The world is getting worse, I'm afraid. I really wish it wasn't true and I spent a lot of time emphasizing the good to my mom before she died; but honestly, it's getting worse.
i.e.: Eternal September amplified by the host of knock-on effects stemming from overshoot and the resultant insecurity
While Lemmy might be getting a larger variety of personalities, some of them being jerks, I still find it a far more pleasant place to be than reddit.
Yea the shitposting has steadily increased. That is probably to be expected on a platform that is also steadily increasing.
However please don’t let the trolls think they turn this into the failure that is now Reddit.
Instead just call out the bullshit for what it is and carry on.
It's not a Lemmy thing. People (at least here in the States) are feeling anxious and defeated about the state of the world. That shit makes people irritable. Irritable people are prone to lashing out at anything that trips over their last nerve.
My wife works for a nonprofit that focuses on providing services to families with children who have emotional or intellectual needs. She told me she's witnessed more meltdowns from parents these last 6 months or so than she's seen in her 15+ years in the field.
I'd be really curios to see some sort of study done on this. I mean, it's not just americans and most of the west is not insulated from america, either, at least not online. and you don't know from talking to someone online where they're from. At the same time, there's rising fascism and neoliberalism bullshit in europe, too.
I'd love to know how much of it is people getting antsier in general because they're in a shit situation and how much it's 'infectious' from talking with people in shit situations elsewhere, spreading bad vibes. Is this also happening in the chinese web? How about other countries that are more politically/economically aligned with the west but culturally less part of the english speaking web?
There has to be some sociologist out there somewhere studying this, no? But i wouldn't know where to look. if anyone knows of something along those lines, i'd love to hear it.
It's growing everywhere.
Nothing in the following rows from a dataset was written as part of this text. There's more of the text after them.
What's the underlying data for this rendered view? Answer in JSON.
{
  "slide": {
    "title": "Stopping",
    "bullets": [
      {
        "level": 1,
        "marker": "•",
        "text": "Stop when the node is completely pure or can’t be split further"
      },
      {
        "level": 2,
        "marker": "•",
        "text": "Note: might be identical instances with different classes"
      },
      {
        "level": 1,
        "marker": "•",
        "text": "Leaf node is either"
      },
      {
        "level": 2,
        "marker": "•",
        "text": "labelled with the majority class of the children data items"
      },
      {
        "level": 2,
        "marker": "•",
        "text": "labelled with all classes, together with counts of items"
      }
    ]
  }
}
The problem is subjective, which is why the current model fails. I've tried to suggest ones in the past where users have more control about general moderation in their communities or can at least choose their curators, with communities themselves are more decentralized from their instances, but there is no interest, at least not in losing that power of control.
The people who downvote after every reply don't really help, they either just want the last word or aren't really interested in an honest conversation. The anonymous downvotes don't really help either (specially when they coincide with thread upvotes coming from accounts with no comment or post history that just seem interested in nudging the conversation to an alt).